Though the above statement is a reality, I am finding more and more that I am striving to be creative and find new musical pathways even though I have steady work in the music field. I went through a hilarious "experimental" phase around 2006 when I thought being creative was just writing music for wild instrumentation, using tone rows, mathematical formulae, and stupidly hard rhythms and thought I had found my voice. I often laugh: my infamous "Three Movements for Melodica, Alto Saxophone, and Hi-Hat" from 2006 at the time was a crowning achievement for me, but now makes more for a really funny story than a moving musical experience
But I digress. I find now that the most satisfying music I am performing is in the casual recital, with chamber musicians, and combining both classical performance with some improvisation. I think I first found this voice in one of my earliest compositions "Suite for Winds, Cello, and Electric Piano" from 2005. Perhaps not quite as daring an ensemble as the Melodica Trio, this one utilized the mellow sonorities of the bass clarinet, cello, French Horn, tenor saxophone, and fender rhodes piano to form 4 short tone poems in the true "Crossover Music" vein. Though rough in the way these pieces hold together, I still look at this piece as the first chapter of what I am currently searching for, and that which is yet to come.

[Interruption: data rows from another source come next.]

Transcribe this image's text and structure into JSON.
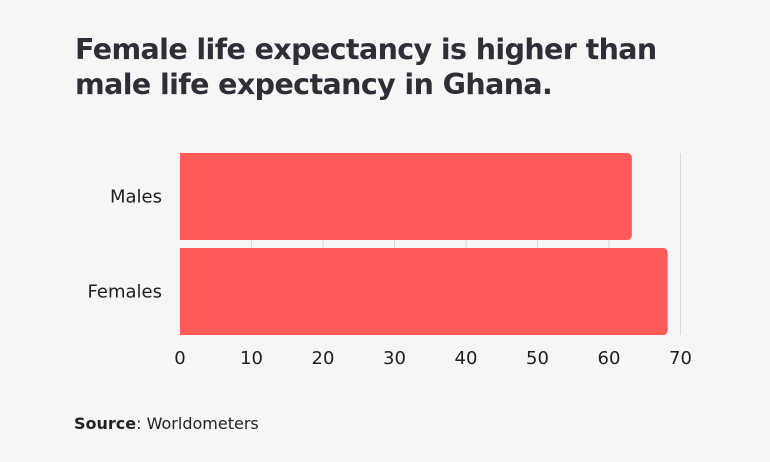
{
  "chart_data": {
    "type": "bar",
    "orientation": "horizontal",
    "title": "Female life expectancy is higher than male life expectancy in Ghana.",
    "categories": [
      "Males",
      "Females"
    ],
    "values": [
      63.2,
      68.2
    ],
    "xlabel": "",
    "ylabel": "",
    "xlim": [
      0,
      70
    ],
    "xticks": [
      "0",
      "10",
      "20",
      "30",
      "40",
      "50",
      "60",
      "70"
    ],
    "grid": true,
    "bar_color": "#ff5a5a"
  },
  "source": {
    "label": "Source",
    "separator": ": ",
    "value": "Worldometers"
  }
}
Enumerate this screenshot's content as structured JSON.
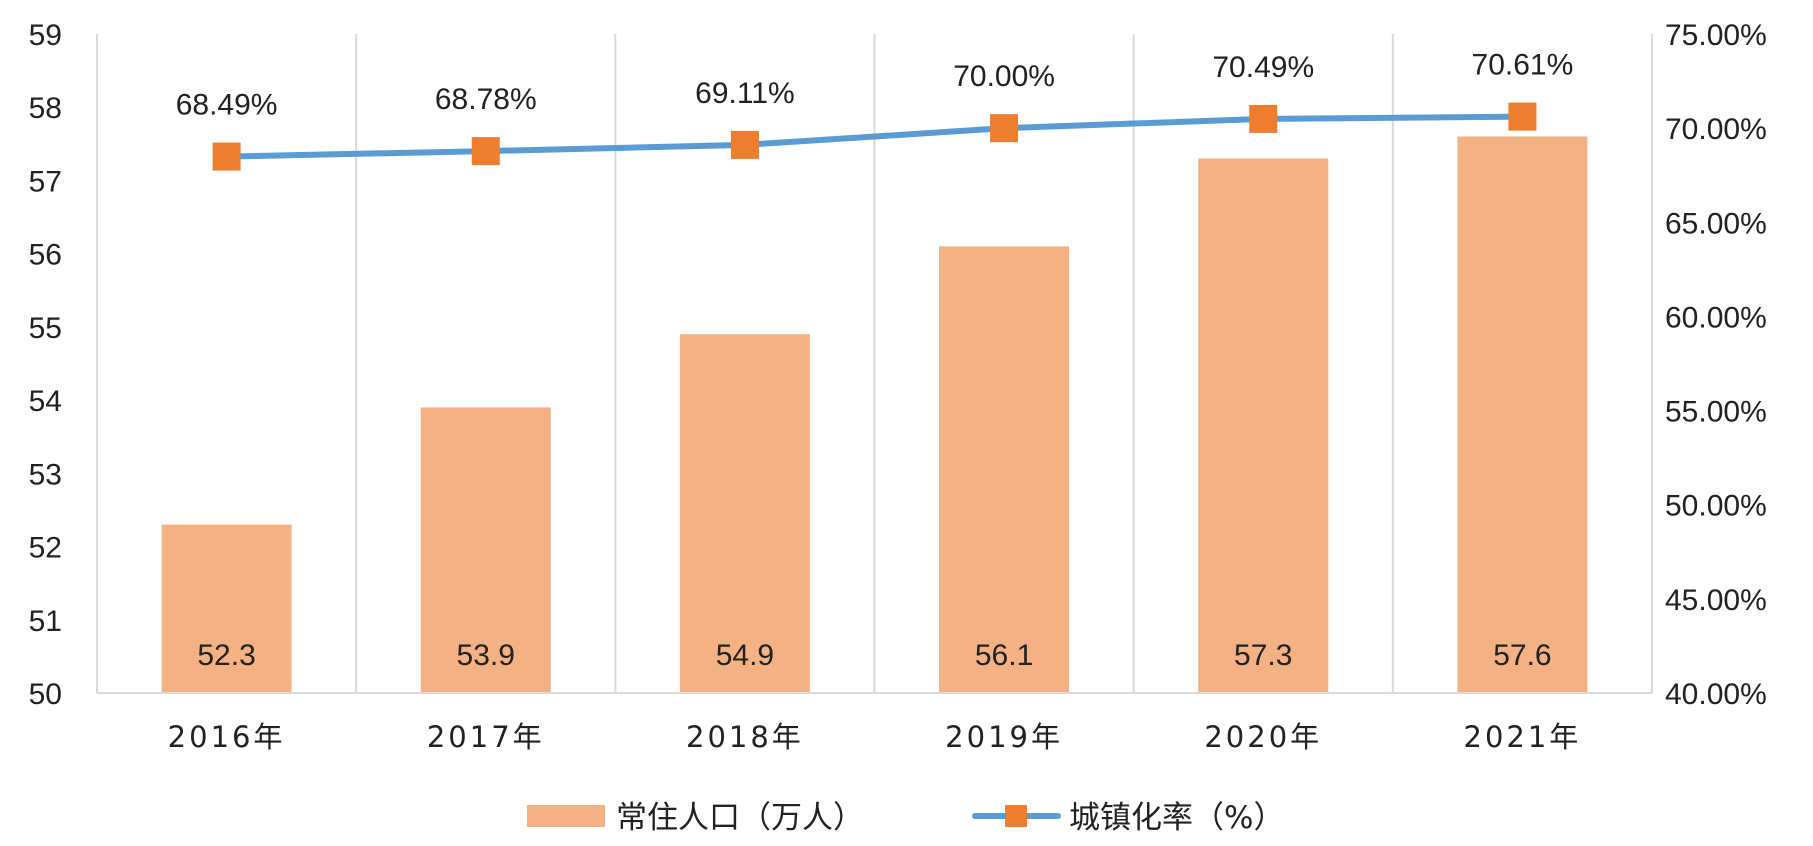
{
  "chart_data": {
    "type": "bar",
    "categories": [
      "2016年",
      "2017年",
      "2018年",
      "2019年",
      "2020年",
      "2021年"
    ],
    "series": [
      {
        "name": "常住人口（万人）",
        "type": "bar",
        "axis": "left",
        "values": [
          52.3,
          53.9,
          54.9,
          56.1,
          57.3,
          57.6
        ],
        "value_labels": [
          "52.3",
          "53.9",
          "54.9",
          "56.1",
          "57.3",
          "57.6"
        ]
      },
      {
        "name": "城镇化率（%）",
        "type": "line",
        "axis": "right",
        "values": [
          68.49,
          68.78,
          69.11,
          70.0,
          70.49,
          70.61
        ],
        "value_labels": [
          "68.49%",
          "68.78%",
          "69.11%",
          "70.00%",
          "70.49%",
          "70.61%"
        ]
      }
    ],
    "y_left": {
      "ylim": [
        50,
        59
      ],
      "ticks": [
        "50",
        "51",
        "52",
        "53",
        "54",
        "55",
        "56",
        "57",
        "58",
        "59"
      ]
    },
    "y_right": {
      "ylim": [
        40,
        75
      ],
      "ticks": [
        "40.00%",
        "45.00%",
        "50.00%",
        "55.00%",
        "60.00%",
        "65.00%",
        "70.00%",
        "75.00%"
      ]
    },
    "grid": "vertical",
    "legend_position": "bottom",
    "colors": {
      "bar": "#F4B183",
      "line": "#5B9BD5",
      "marker": "#ED7D31",
      "grid": "#D9D9D9"
    }
  }
}
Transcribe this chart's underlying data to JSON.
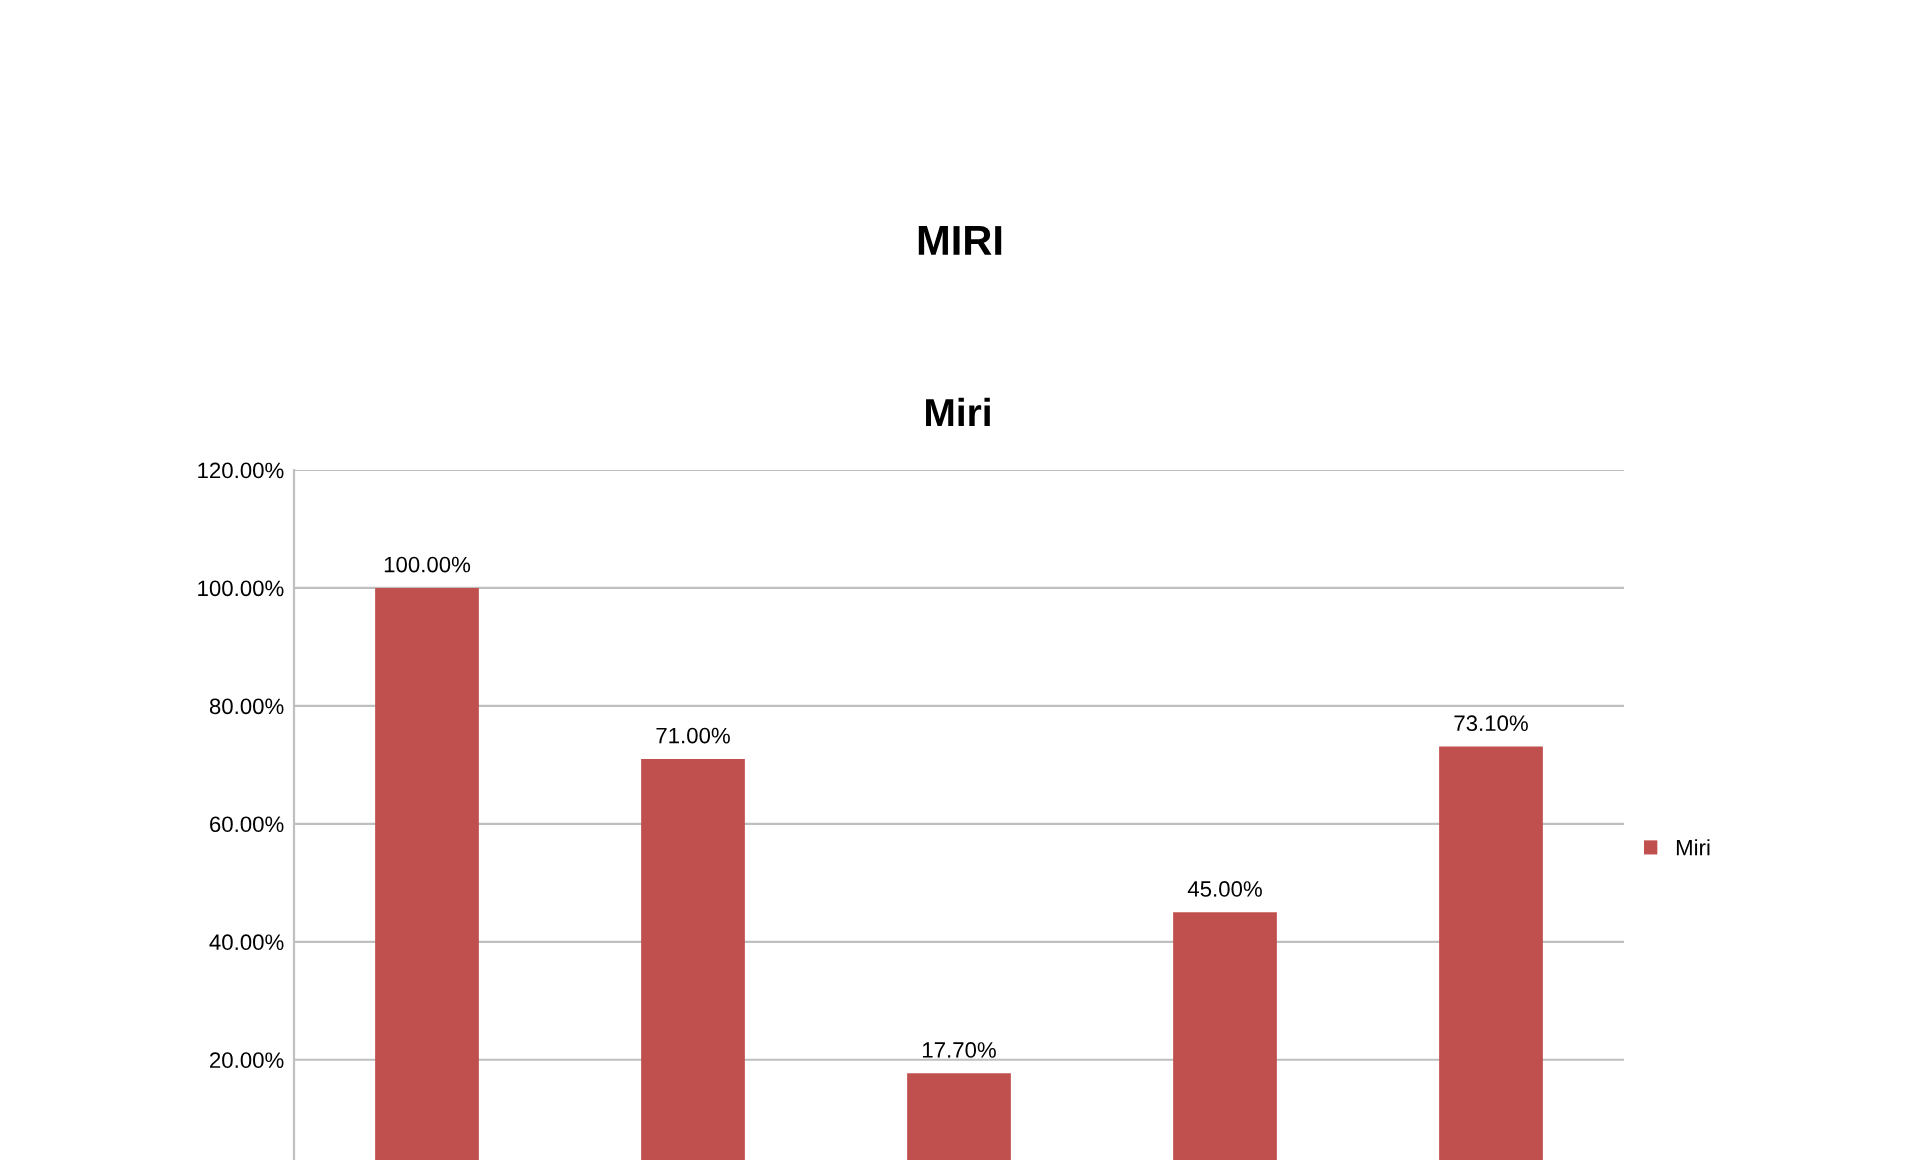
{
  "chart_data": {
    "type": "bar",
    "title": "MIRI",
    "subtitle": "Miri",
    "categories": [
      null,
      null,
      null,
      null,
      null
    ],
    "series": [
      {
        "name": "Miri",
        "color": "#c0504d",
        "values": [
          100,
          71,
          17.7,
          45,
          73.1
        ],
        "value_labels": [
          "100.00%",
          "71.00%",
          "17.70%",
          "45.00%",
          "73.10%"
        ]
      }
    ],
    "ylim": [
      3,
      120
    ],
    "yticks": [
      {
        "value": 20,
        "label": "20.00%"
      },
      {
        "value": 40,
        "label": "40.00%"
      },
      {
        "value": 60,
        "label": "60.00%"
      },
      {
        "value": 80,
        "label": "80.00%"
      },
      {
        "value": 100,
        "label": "100.00%"
      },
      {
        "value": 120,
        "label": "120.00%"
      }
    ],
    "grid": "y",
    "legend": "right"
  }
}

I had a local mountain top experience when I performed with Voce Chamber Artists on a concert which premiered my "Seven Sketches for Clarinet Trio." This piece was nearly everything I had been striving for, and took all my creative skills to, first, put the piece on paper and then make it jump off the page. Accessible, yet not contrived, I thought the performance of this piece was a huge success and I look forward to playing it often.
So where I am going with all this? Music in todays market needs to be accessible, AND creative to survive. Unfortunately many traditional symphony halls are struggling, concert series patrons are not subscribing, and, well just from anecdotal evidence, there are not many gigs to be had anywhere. I know the economy and its psychological impact is partly to blame, but I wonder if people are just getting too busy, or even too bored, to buy tickets to conventional musical performances. People truly want to experience music that will change them, but sometimes they don't even walk in the door to a concert venue in their backyard.
So anyone following me - watch out, because I am going to be pushing the musical horizon in the upcoming year. I'm not sure what, but I know something big is coming!